Ordenado padre em 1980, Ximenes regressa no ano seguinte a Timor e choca-o o medo, a pobreza e a violência, resume o jornal a partir da biografia de Arnold S. Kohen, From the Place of the Dead. Bishop Belo and the Struggle for East Timor (1999). Em 1983, estava em Fatumaca quando é nomeado administrador apostólico da diocese. E nesse cargo enfrentou o poder indonésio ocupante, apoiou pessoas em fuga ou simplesmente em necessidade ou mediou situações de maior violência. Em 1991, registou-se o massacre de Santa Cruz e o bispo está de novo na primeira linha da defesa das populações embora, em muitas ocasiões, a sua linguagem fosse ambígua. Em 1996, Ximenes e o actual Presidente, então “embaixador” da causa timorense, recebem o Prémio Nobel da Paz, “pelo seu trabalho para uma solução justa e pacífica do conflito em Timor-Leste”.
Silêncios

O próprio Ximenes Belo, a residir em Portugal, remeteu-se ao silêncio, tal como a congregação dos Salesianos, a que pertence. À SIC, uma fonte dos religiosos disse que haveria um comunicado, mas não adiantou quando. À Renascença, a Província Portuguesa dos Salesianos remeteu as eventuais explicações para a Nunciatura Apostólica (embaixada do Vaticano) em Lisboa, uma vez que, a partir do momento em que foi nomeado bispo, Ximenes Belo deixou de ser membro da congregação – apesar de, em todas as vindas que fazia a Lisboa, ter ficado sempre nas casas da congregação.
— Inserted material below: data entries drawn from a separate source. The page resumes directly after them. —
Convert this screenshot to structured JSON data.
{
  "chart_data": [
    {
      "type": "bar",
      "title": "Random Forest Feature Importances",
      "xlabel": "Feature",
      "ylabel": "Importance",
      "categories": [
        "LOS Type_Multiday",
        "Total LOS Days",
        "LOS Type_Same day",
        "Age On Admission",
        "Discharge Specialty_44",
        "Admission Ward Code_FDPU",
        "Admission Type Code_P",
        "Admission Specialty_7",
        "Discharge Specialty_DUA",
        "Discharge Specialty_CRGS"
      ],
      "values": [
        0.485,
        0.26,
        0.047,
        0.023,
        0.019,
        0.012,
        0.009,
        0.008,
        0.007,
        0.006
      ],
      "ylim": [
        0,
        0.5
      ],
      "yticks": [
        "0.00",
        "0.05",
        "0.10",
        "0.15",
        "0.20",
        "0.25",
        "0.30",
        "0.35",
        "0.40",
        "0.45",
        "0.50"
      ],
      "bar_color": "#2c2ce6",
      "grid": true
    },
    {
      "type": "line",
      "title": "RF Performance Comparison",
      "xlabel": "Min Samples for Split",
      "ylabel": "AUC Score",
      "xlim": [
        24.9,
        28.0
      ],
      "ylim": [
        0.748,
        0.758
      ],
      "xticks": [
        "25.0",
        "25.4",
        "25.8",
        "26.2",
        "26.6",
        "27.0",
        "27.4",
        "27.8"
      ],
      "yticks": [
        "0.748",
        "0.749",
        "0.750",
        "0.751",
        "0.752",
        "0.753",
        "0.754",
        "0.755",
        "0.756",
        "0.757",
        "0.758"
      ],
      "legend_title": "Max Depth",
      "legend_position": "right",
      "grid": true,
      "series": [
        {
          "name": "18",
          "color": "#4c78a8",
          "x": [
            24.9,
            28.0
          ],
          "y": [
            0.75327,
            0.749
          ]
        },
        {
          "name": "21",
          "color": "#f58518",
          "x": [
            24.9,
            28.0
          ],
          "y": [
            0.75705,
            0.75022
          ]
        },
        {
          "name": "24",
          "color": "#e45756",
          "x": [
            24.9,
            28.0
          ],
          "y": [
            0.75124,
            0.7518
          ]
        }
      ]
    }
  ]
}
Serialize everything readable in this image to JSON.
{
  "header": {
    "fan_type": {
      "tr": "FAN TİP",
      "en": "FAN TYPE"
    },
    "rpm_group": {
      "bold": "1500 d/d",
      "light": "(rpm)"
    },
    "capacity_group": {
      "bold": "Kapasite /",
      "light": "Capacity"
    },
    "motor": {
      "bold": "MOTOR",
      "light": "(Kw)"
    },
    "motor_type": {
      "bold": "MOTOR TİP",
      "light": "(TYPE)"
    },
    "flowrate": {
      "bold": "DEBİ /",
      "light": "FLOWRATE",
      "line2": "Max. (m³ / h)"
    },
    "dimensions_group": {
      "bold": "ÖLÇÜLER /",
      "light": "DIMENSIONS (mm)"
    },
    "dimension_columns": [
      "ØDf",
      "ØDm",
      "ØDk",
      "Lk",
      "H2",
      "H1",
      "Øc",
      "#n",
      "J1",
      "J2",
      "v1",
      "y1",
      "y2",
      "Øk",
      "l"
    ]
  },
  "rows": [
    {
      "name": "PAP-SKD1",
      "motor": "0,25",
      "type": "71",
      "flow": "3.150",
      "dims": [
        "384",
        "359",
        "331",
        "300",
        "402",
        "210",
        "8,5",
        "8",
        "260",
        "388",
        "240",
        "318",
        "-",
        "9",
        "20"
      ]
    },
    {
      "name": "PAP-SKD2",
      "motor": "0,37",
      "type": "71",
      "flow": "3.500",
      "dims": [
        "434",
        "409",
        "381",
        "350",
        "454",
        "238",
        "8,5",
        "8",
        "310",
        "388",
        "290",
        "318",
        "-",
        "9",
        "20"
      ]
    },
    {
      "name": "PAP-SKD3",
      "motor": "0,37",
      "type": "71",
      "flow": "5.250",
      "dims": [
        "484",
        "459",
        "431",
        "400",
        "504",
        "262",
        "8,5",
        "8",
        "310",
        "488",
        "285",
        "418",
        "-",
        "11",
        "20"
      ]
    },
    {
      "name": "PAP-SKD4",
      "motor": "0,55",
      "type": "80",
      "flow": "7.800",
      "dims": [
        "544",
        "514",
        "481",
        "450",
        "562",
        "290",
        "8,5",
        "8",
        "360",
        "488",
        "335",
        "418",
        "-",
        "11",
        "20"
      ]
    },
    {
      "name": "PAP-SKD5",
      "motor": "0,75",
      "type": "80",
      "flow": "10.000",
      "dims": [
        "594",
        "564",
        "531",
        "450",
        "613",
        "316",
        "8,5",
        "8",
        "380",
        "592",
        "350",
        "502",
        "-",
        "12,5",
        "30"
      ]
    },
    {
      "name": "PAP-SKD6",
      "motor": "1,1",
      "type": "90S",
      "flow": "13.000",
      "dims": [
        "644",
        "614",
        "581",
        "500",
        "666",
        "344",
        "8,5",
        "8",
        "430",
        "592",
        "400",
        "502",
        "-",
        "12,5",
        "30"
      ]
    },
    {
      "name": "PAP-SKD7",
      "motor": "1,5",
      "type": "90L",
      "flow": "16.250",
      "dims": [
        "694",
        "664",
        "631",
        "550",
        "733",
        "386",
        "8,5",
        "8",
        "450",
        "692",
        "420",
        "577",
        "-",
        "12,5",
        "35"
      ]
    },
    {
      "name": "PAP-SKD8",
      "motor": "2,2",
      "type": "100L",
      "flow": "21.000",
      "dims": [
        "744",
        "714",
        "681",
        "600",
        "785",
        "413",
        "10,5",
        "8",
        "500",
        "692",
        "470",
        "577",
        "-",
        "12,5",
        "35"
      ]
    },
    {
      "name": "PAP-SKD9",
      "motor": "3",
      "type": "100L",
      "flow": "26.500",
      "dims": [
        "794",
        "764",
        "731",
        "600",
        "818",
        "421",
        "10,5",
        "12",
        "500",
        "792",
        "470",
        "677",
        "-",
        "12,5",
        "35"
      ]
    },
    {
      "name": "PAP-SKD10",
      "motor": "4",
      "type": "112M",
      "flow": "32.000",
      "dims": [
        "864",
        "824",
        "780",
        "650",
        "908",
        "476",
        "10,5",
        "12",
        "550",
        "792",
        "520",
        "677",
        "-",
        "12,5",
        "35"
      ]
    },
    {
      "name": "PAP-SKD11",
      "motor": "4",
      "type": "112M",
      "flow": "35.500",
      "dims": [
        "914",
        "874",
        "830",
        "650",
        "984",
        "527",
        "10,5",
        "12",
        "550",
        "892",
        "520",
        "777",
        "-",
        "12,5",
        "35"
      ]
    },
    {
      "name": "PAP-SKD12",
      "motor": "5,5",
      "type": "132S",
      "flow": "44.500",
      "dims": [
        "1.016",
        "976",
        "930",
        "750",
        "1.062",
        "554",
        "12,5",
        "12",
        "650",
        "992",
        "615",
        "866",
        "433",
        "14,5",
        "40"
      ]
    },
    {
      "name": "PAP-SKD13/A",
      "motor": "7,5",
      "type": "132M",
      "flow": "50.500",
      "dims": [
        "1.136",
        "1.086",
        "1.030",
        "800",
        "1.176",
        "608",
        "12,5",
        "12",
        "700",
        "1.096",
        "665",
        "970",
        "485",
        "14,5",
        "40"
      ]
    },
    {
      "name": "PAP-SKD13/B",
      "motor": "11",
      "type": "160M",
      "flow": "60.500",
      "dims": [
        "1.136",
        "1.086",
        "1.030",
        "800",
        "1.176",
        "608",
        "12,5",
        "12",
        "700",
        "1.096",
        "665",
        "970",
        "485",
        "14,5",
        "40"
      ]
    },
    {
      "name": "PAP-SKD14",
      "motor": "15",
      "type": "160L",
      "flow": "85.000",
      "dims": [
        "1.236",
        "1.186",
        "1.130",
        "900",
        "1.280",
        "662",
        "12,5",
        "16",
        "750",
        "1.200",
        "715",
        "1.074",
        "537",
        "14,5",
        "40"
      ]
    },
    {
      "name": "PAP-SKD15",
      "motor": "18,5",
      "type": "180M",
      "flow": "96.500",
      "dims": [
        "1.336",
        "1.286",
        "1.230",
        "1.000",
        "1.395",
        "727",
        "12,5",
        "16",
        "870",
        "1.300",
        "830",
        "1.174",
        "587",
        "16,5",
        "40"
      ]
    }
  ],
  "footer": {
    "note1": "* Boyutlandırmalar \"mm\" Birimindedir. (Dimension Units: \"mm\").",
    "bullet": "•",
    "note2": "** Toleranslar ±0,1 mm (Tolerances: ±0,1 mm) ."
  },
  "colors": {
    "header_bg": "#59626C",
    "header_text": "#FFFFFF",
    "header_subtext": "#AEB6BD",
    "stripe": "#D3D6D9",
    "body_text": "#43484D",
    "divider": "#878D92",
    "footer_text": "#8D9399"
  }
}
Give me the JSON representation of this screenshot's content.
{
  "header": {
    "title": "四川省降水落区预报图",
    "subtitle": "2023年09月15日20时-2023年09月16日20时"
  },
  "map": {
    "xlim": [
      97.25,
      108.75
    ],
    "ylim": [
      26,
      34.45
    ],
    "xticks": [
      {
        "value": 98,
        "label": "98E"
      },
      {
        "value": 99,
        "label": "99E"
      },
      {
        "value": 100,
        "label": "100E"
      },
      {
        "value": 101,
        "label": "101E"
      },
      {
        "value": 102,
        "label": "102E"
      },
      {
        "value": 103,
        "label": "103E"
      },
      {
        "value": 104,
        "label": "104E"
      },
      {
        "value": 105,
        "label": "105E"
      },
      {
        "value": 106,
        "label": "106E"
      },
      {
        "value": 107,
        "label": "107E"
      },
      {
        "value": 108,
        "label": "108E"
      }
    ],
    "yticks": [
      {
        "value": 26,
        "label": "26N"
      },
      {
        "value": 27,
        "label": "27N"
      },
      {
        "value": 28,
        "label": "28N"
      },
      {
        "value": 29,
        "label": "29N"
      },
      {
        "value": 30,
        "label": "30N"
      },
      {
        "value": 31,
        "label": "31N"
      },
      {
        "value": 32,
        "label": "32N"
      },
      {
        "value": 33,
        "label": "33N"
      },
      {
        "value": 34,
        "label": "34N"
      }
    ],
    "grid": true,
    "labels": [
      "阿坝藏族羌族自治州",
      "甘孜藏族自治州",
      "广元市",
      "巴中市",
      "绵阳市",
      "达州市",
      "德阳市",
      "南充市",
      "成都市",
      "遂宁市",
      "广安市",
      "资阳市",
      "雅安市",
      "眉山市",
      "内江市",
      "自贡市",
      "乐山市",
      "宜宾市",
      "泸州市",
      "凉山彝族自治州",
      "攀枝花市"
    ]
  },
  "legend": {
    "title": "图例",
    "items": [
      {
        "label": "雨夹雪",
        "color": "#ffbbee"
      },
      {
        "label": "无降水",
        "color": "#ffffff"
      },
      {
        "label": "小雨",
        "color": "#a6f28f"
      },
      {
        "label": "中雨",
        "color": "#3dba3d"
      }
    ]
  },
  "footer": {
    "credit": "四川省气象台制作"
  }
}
José Luis Guterres, antigo ministro dos Negócios Estrangeiros de Timor, ouvido também pela RR, disse que nunca teve “conhecimento de que tenha havido algum inquérito ou alguma investigação da parte das autoridades, quer da procuradoria ou outros organismos da Igreja Católica” sobre a acusação que “estão a atribuir ao nosso querido bispo Ximenes Belo“. “Quem acusa deve apresentar provas. Aqui em Timor, eu não tenho conhecimento que tenha havido algum inquérito contra o bispo Ximenes Belo.”
A Renascença noticia ainda que contactou uma fonte judicial portuguesa que trabalhou no aparelho de justiça timorense e que garante não ter conhecimento de qualquer inquérito judicial nestes últimos 20 anos.
Já o representante diplomático do Vaticano em Timor-Leste disse que o caso de Ximenes está entregue aos órgãos competentes da Santa Sé, mas não confirmou se houve qualquer investigação.
“Pessoalmente não posso nem confirmar nem desmentir porque é uma questão de seriedade da minha parte, visto a competência ser dos meus superiores na Santa Sé”, disse à Lusa, citada pela CNN Portugal, Marco Sprizzi.